2. KEDA Integration¶
- KEDA (Kubernetes Event-driven Autoscaling) is used to dynamically scale pods.
- Primary producer builds a work queue for dates requiring scraping.
- KEDA monitors the queue and spins up multiple producers as needed.
- Similarly, KEDA scales consumers based on Task Queue length.
- Ensures optimal resource usage without over-provisioning.
3. Reliability & Fault Tolerance¶
Message Delivery¶
- RabbitMQ provides durable queues with acknowledgements to ensure no message loss.
- Failed ETL messages are sent to the Dead Letter Queue (DLQ) for manual inspection or retry.
- Retry policies and exponential backoff are applied before sending messages to DLQ.
Data Reliability¶
- MongoDB stores raw HTML for archival purposes.
- PostgreSQL stores cleaned, analytics-ready datasets.
- Versioned datasets support reproducibility of ETL pipelines.
Error Handling¶
- Producers handle rate limits, retries, and Selenium errors gracefully.
- Consumers log errors and failures to Loki, while metrics are sent to Prometheus for alerting.
- Observability allows operators to detect bottlenecks or failures early.
4. Key Highlights¶
- Dynamic Scaling: Producers & Consumers scale automatically with KEDA.
- High Availability: Message queues, storage, and observability tools are resilient.
- Retry & DLQ: Ensures no data loss and reliable message processing.
- Resource Efficiency: Kubernetes orchestrates pods efficiently, scaling only when needed.
5. Scaling Diagram¶
flowchart TD
WorkQueue["Work Queue (Dates)"] --> KEDAProducers["KEDA: Scale Producers"]

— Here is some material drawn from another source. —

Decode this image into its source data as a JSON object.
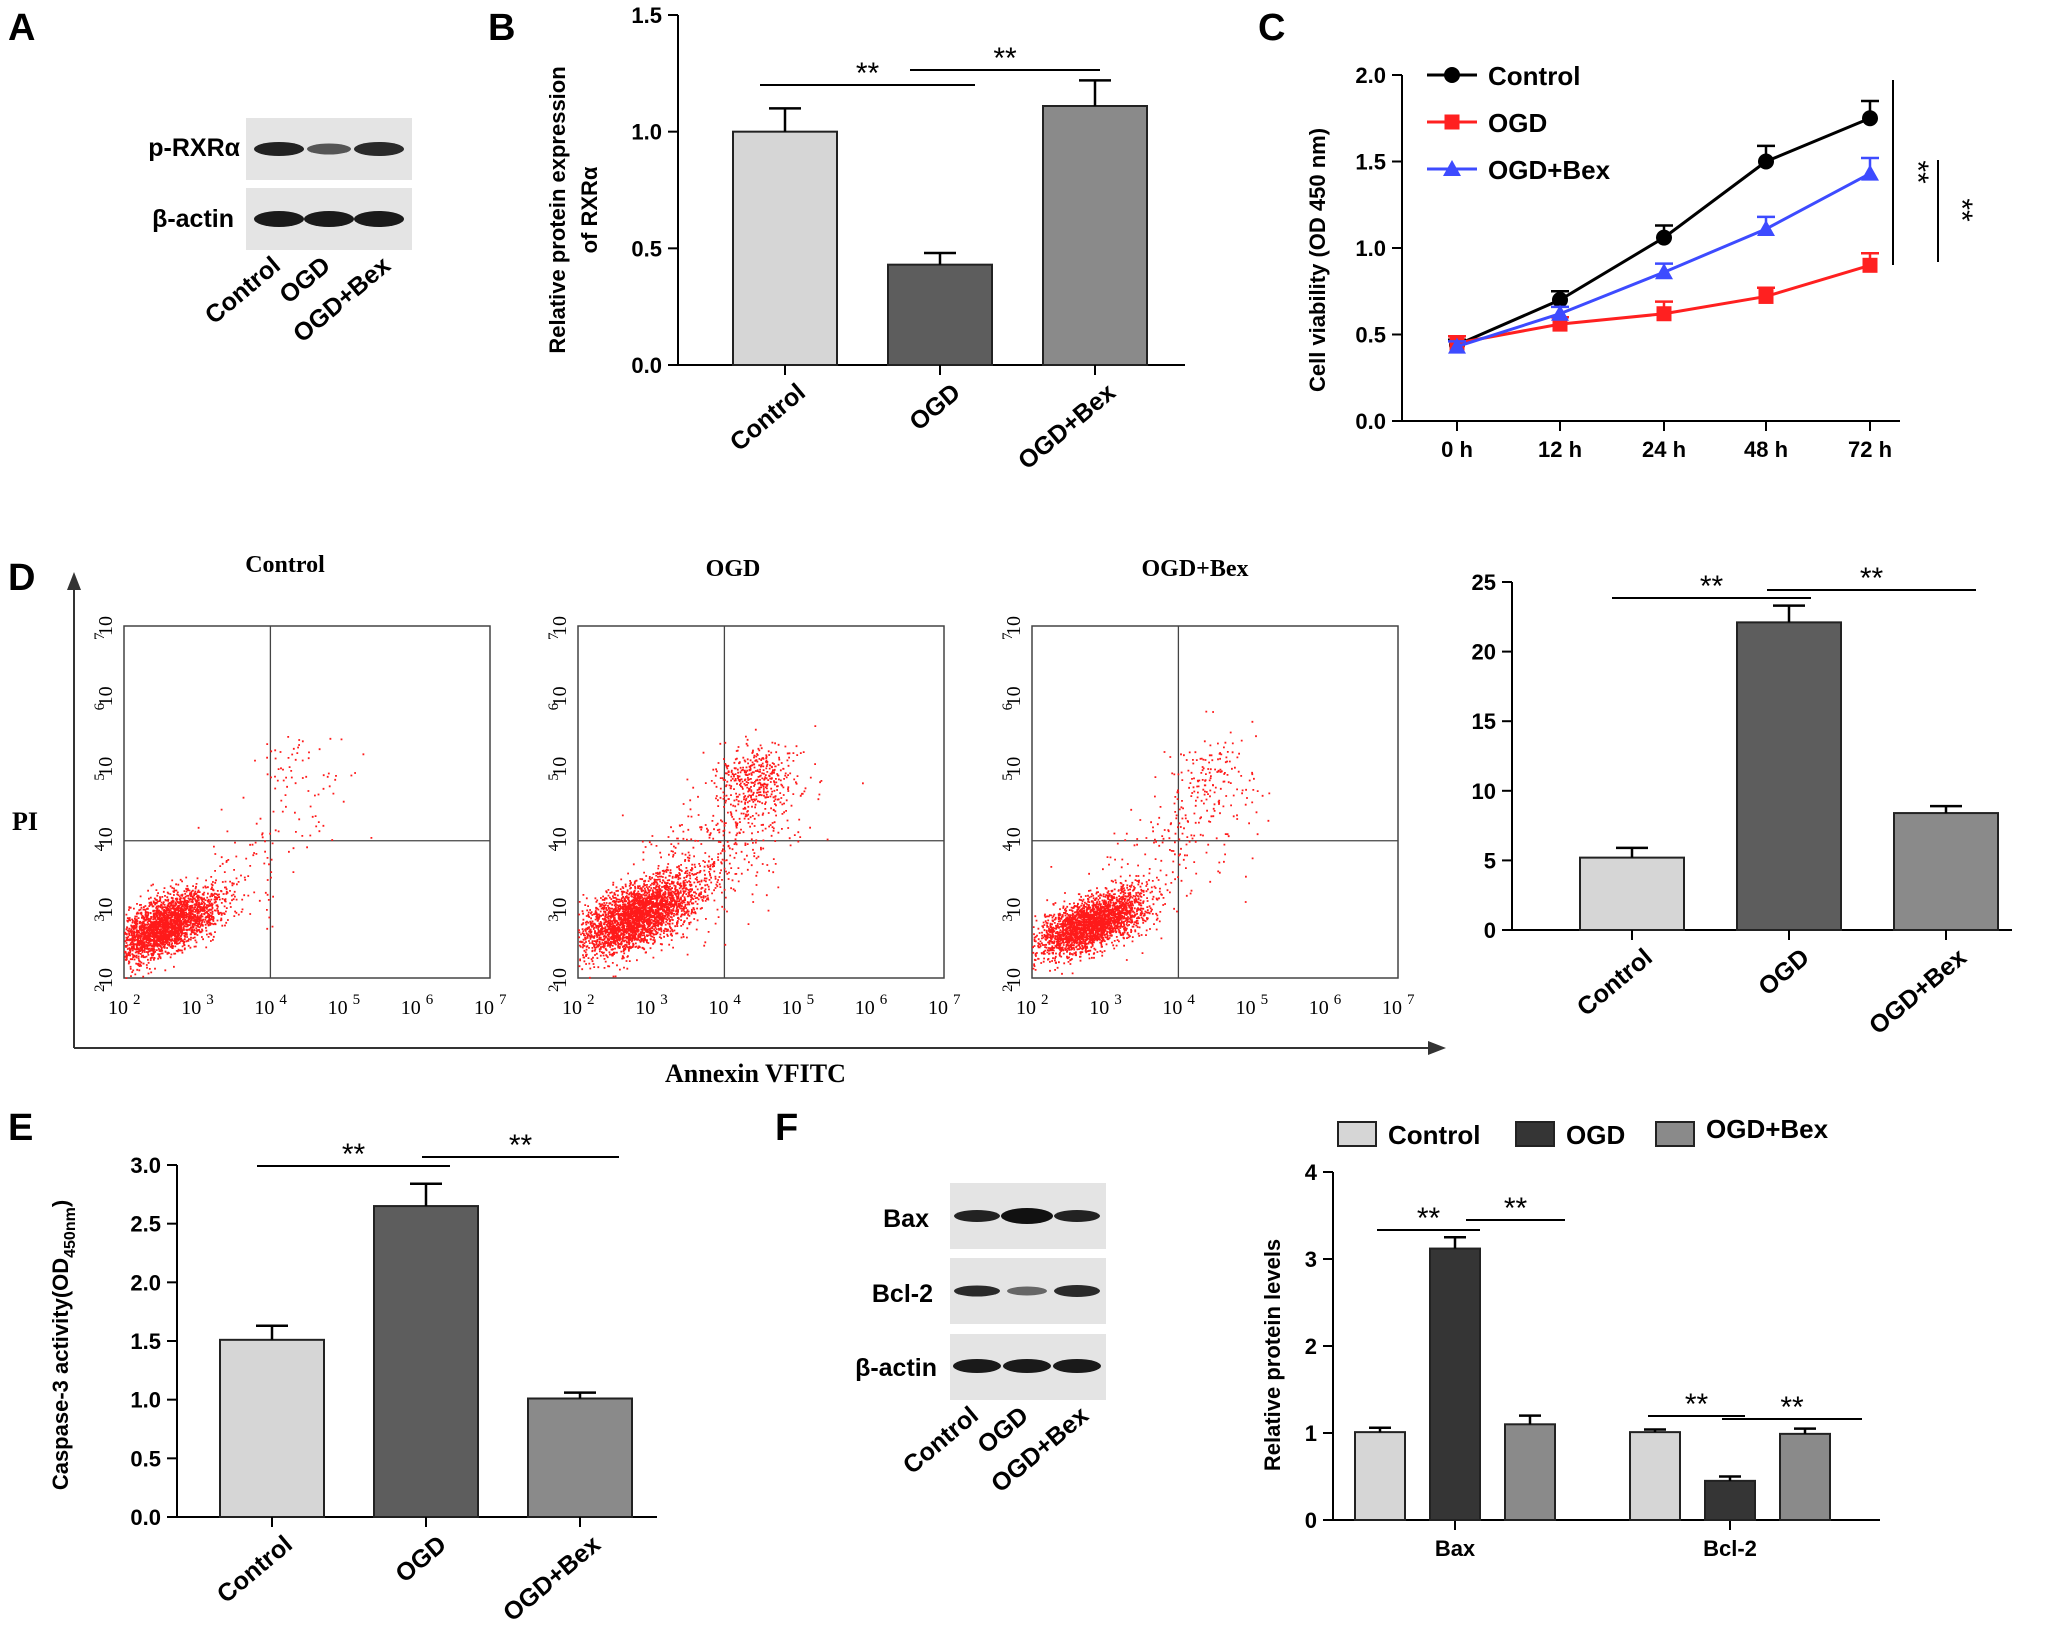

KEDAProducers --> Producers["Multiple Producers"]
Producers --> TaskQueue["Task Queue (Article Links)"]
TaskQueue --> KEDAConsumers["KEDA: Scale Consumers"]
KEDAConsumers --> Consumers["Consumers (ETL Workers)"]
Consumers --> MongoDB["Raw Storage"]
Consumers --> Postgres["Clean Storage"]
Consumers --> DLQ["Dead Letter Queue"]
TaskQueue --> Metrics["Prometheus Metrics"]
Producers --> Logs["Loki Logs"]
Consumers --> Logs